- From: Sandro Hawke <sandro@w3.org>
- Date: Wed, 23 Apr 2003 16:31:41 -0400
- To: uri@w3c.org
- Cc: pat hayes <phayes@ai.uwf.edu>
Okay, I'm taking a stab at some new text for the introduction to
2396bis. I haven't worked out the exact 'diff' details but I'm happy
to if it comes to that. This text goes somewhere around section 1.1,
but if this slight reframing is accepted, I think some later sentences
will have to be rephrased.
I bravely/naively think this roughly meets the needs of all comers
(including the newcomers-to-this-list like Pat Hayes), and I'm sure
people will be happy to tell me where I'm wrong. If this addresses
your needs better than the current text, a brief comment to that
effect would be appreciated.
===============================
1. Being a URI
A URI is a string which conforms to the URI syntax given in this
document. This restricted syntax serves several purposes:
a. It excludes certain characters. This allows
systems to use those characters to delimit URIs.

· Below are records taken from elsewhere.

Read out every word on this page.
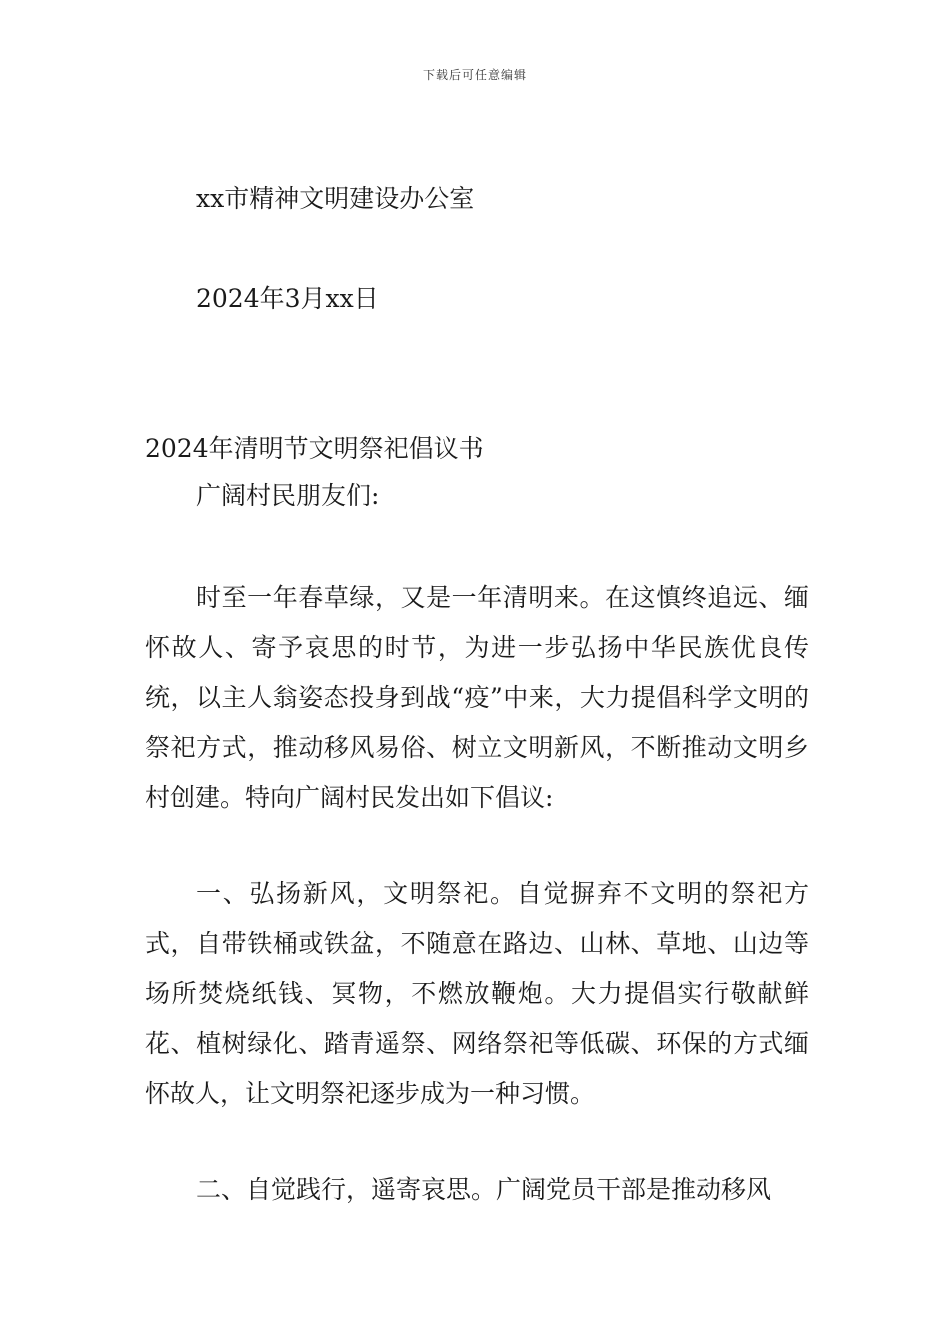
下载后可任意编辑
xx市精神文明建设办公室
2024年3月xx日
2024年清明节文明祭祀倡议书
广阔村民朋友们:

时至一年春草绿，又是一年清明来。在这慎终追远、缅怀故人、寄予哀思的时节，为进一步弘扬中华民族优良传统，以主人翁姿态投身到战“疫”中来，大力提倡科学文明的祭祀方式，推动移风易俗、树立文明新风，不断推动文明乡村创建。特向广阔村民发出如下倡议:

一、弘扬新风，文明祭祀。自觉摒弃不文明的祭祀方式，自带铁桶或铁盆，不随意在路边、山林、草地、山边等场所焚烧纸钱、冥物，不燃放鞭炮。大力提倡实行敬献鲜花、植树绿化、踏青遥祭、网络祭祀等低碳、环保的方式缅怀故人，让文明祭祀逐步成为一种习惯。

二、自觉践行，遥寄哀思。广阔党员干部是推动移风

b. It defines each URI as beginning with a "scheme"
name followed by a colon. This allows independent
development and deployment of systems which offer
URIs additional semantics and functionality.
c. It defines a few characters (including "/") to have
special "hierarchical" meaning, to allow for "relative"
URIs.
d. It defines a character-escape mechanism (using "%")

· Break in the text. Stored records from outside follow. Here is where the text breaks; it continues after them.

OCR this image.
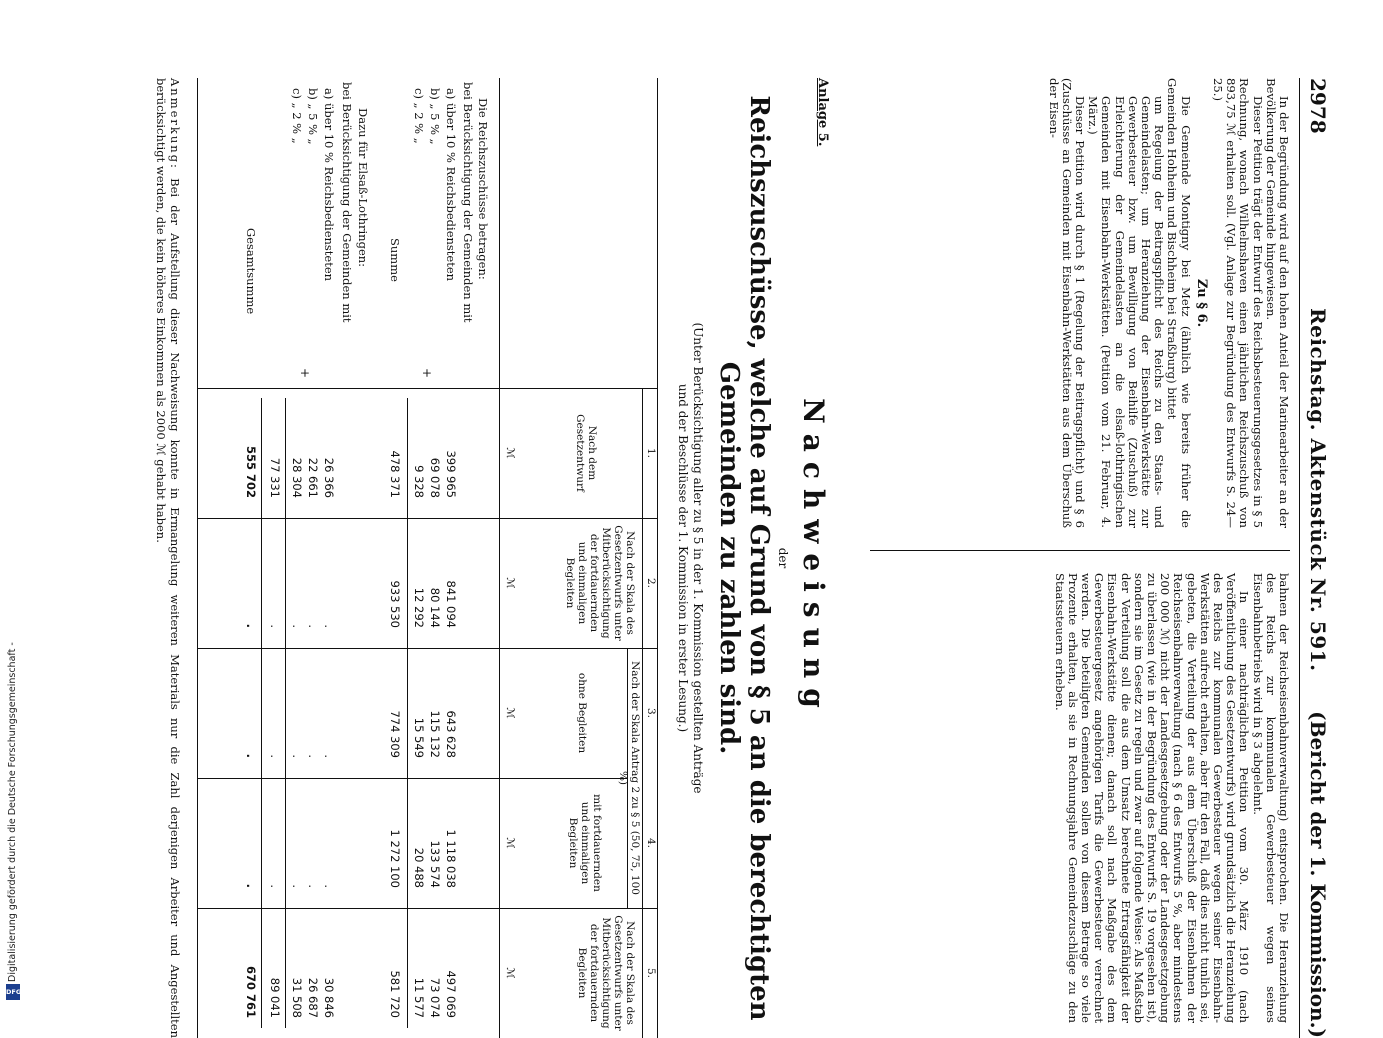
2978
Reichstag. Aktenstück Nr. 591.
(Bericht der 1. Kommission.)

In der Begründung wird auf den hohen Anteil der Marinearbeiter an der Bevölkerung der Gemeinde hingewiesen.

Dieser Petition trägt der Entwurf des Reichsbesteuerungsgesetzes in § 5 Rechnung, wonach Wilhelmshaven einen jährlichen Reichszuschuß von 893,75 ℳ erhalten soll. (Vgl. Anlage zur Begründung des Entwurfs S. 24—25.)

Zu § 6.

Die Gemeinde Montigny bei Metz (ähnlich wie bereits früher die Gemeinden Hohheim und Bischheim bei Straßburg) bittet

um Regelung der Beitragspflicht des Reichs zu den Staats- und Gemeindelasten; um Heranziehung der Eisenbahn-Werkstätte zur Gewerbesteuer bzw. um Bewilligung von Beihilfe (Zuschuß) zur Erleichterung der Gemeindelasten an die elsaß-lothringischen Gemeinden mit Eisenbahn-Werkstätten. (Petition vom 21. Februar, 4. März.)

Dieser Petition wird durch § 1 (Regelung der Beitragspflicht) und § 6 (Zuschüsse an Gemeinden mit Eisenbahn-Werkstätten aus dem Überschuß der Eisen-

bahnen der Reichseisenbahnverwaltung) entsprochen. Die Heranziehung des Reichs zur kommunalen Gewerbesteuer wegen seines Eisenbahnbetriebs wird in § 3 abgelehnt.

In einer nachträglichen Petition vom 30. März 1910 (nach Veröffentlichung des Gesetzentwurfs) wird grundsätzlich die Heranziehung des Reichs zur kommunalen Gewerbesteuer wegen seiner Eisenbahn-Werkstätten aufrecht erhalten, aber für den Fall, daß dies nicht tunlich sei, gebeten, die Verteilung der aus dem Überschuß der Eisenbahnen der Reichseisenbahnverwaltung (nach § 6 des Entwurfs 5 %, aber mindestens 200 000 ℳ) nicht der Landesgesetzgebung oder der Landesgesetzgebung zu überlassen (wie in der Begründung des Entwurfs S. 19 vorgesehen ist), sondern sie im Gesetz zu regeln und zwar auf folgende Weise: Als Maßstab der Verteilung soll die aus dem Umsatz berechnete Ertragsfähigkeit der Eisenbahn-Werkstätte dienen; danach soll nach Maßgabe des dem Gewerbesteuergesetz angehörigen Tarifs die Gewerbesteuer verrechnet werden. Die beteiligten Gemeinden sollen von diesem Betrage so viele Prozente erhalten, als sie in Rechnungsjahre Gemeindezuschläge zu den Staatssteuern erheben.

Anlage 5.
Nachweisung
der
Reichszuschüsse, welche auf Grund von § 5 an die berechtigten Gemeinden zu zahlen sind.
(Unter Berücksichtigung aller zu § 5 in der 1. Kommission gestellten Anträge
und der Beschlüsse der 1. Kommission in erster Lesung.)
1.
2.
3.
4.
5.
Nach dem Gesetzentwurf
Nach der Skala des Gesetzentwurfs unter Mitberücksichtigung der fortdauernden und einmaligen Begleiten
Nach der Skala Antrag 2 zu § 5 (50, 75, 100 %)
ohne Begleiten
mit fortdauernden und einmaligen Begleiten
Nach der Skala des Gesetzentwurfs unter Mitberücksichtigung der fortdauernden Begleiten
ℳ
ℳ
ℳ
ℳ
ℳ
Die Reichszuschüsse betragen:
bei Berücksichtigung der Gemeinden mit
a) über 10 % Reichsbediensteten
b) „ 5 % „
c) „ 2 % „
+
Summe
Dazu für Elsaß-Lothringen:
bei Berücksichtigung der Gemeinden mit
a) über 10 % Reichsbediensteten
b) „ 5 % „
c) „ 2 % „
+
Gesamtsumme
399 965
841 094
643 628
1 118 038
497 069
69 078
80 144
115 132
133 574
73 074
9 328
12 292
15 549
20 488
11 577
478 371
933 530
774 309
1 272 100
581 720
26 366
.
.
.
30 846
22 661
.
.
.
26 687
28 304
.
.
.
31 508
77 331
.
.
.
89 041
555 702
.
.
.
670 761
Anmerkung: Bei der Aufstellung dieser Nachweisung konnte in Ermangelung weiteren Materials nur die Zahl derjenigen Arbeiter und Angestellten berücksichtigt werden, die kein höheres Einkommen als 2000 ℳ gehabt haben.
Digitalisierung gefördert durch die Deutsche Forschungsgemeinschaft -
DFG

to allow special characters (like "/") to be used as
normal characters, without their special URI meaning.
e. It keeps them syntactically distinct from some other
short, formally-specified strings, so they can sometimes
be intermixed or used to flag an extension to a protocol
or when "webifying" systems.
2. The Identification Function (RIF)
There is a single relation, called the "RFC 2396bis
identification function" ("RIF"), which maps from each URI to
exactly one thing at any point in time. Some shared knowledge of
this relation is essentially to communcation using URIs, but
complete shared knowledge is rarely possible. The central efforts
and standards related to URIs concern techniques for sharing
knowledge of this relation sufficient for particular applications.
a. We call the objects in the range (set of possible
output values) of RIF "resources". This term is not
intended to exclude anything and the range of RIF is in
no way restricted. Every person, place, event, physical
object, imaginary character, ... anything and everything
is in the range of RIF and is technically a resource --
but calling something a "resource" suggests that it is
likely to be identified by a URI in practice. For
example, the integer zero is technically a resource
(since everything is a resource), but calling it a
resource would be misleading outside of a context where
URIs were actually being used to denote integers.

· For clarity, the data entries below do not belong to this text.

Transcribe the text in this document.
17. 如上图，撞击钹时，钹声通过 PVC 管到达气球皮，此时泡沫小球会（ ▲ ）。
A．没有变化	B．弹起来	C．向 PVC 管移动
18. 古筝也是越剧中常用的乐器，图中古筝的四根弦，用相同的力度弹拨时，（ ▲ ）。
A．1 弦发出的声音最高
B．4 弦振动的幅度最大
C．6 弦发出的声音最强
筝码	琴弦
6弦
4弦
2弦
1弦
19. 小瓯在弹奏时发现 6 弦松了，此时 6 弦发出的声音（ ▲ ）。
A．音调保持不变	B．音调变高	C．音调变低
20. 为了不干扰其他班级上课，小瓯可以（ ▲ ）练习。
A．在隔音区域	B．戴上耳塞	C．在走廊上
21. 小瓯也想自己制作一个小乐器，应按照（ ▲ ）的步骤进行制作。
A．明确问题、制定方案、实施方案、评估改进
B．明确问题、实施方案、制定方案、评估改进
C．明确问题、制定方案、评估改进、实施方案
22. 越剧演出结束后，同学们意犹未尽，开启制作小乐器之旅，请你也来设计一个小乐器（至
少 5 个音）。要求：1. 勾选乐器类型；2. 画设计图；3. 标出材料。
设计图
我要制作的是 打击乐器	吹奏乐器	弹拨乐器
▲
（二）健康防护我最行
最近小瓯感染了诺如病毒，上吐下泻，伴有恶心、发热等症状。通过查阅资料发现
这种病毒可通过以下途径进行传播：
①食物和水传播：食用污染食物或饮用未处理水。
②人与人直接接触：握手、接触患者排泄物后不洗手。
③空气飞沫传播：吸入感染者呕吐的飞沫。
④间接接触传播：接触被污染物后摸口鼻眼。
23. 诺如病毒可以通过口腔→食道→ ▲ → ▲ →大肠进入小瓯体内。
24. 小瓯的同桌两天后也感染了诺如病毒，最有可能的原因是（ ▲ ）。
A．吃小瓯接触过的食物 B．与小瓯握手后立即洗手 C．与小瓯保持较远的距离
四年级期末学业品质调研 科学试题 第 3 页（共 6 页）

[[ Thus RDF bNodes and literals can be said to identify
resources, even if there is no URI in use, because
assigning a URI would be reasonable and may happen
automatically in some software. ]]
b. Resources can be further divided into "bound
resources" and "unbound resources". Bound resources are
in the codomain of RIF; they are in fact identifiable
through RIF from some URI. Unbound resources are not in
the codomain of RIF and cannot be identified through the
RIF mapping from some URI. Not all resources can be
bound because there are more resources than URIs. Since
it may not be possible to know whether a given resource
is bound, the boundness distinction should be used with
care, or used with respect to a particular URI scheme as
in, "Since my new book does not yet have an ISBN, it is
an unbound resource with respect to the isbn: scheme."
[[ That's trying to address Mike Mealling's requirement.
http://lists.w3.org/Archives/Public/uri/2003Apr/0055 ]]
c. Elements of RIF SHOULD NOT change over time, since
such changes will render shared knowledge false until
corrected. If changes do occur, it is sometimes said
"the resource has moved", and appropriate notifications
and forwarding SHOULD be made. The term "moved"
suggests that a URI is a location for a resource, and
this is a common metaphor, but it is only a metaphor.
Information changing over time can be handled without
changing RIF through various techniques such as having
the resource itself be a function mapping the current
time to a resulting value.
3. URI-Scheme Languages
In addition to serving as an argument for the RIF function and
thereby identifying a resource, each URI MAY contain encoded
(serialized) information. The syntax and semantics of the encoding
language are determined by the normative specificiation registed
with IANA for the scheme name and MUST be subordinate to the syntax
and semantics given in this document.
a. Scheme languages SHOULD be declarative in nature,
with the URI text conveying knowledge either directly or
indirectly about the identified resource. An example of
a direct assertion is the "data" scheme, where the URI
text fully describes the identified resource. An
example of an indirect assertion is the "http" scheme,
where the URI text conveys the network address of a
server which can communicate on behalf of or about the
resource.
=================================
That's it. IMHO it nicely refactors some tricky issues, but I surely
can't claim to understand them all. Probably the biggest thing is
pulling RIF out of the intrinsic nature of URIs and being explicit
about it. Also I think it's important to be clear that using a URI
as a an argument to RIF is almost totally different from decoding it
according to some scheme-specific language.
-- sandro
Received on Wednesday, 23 April 2003 16:31:45 UTC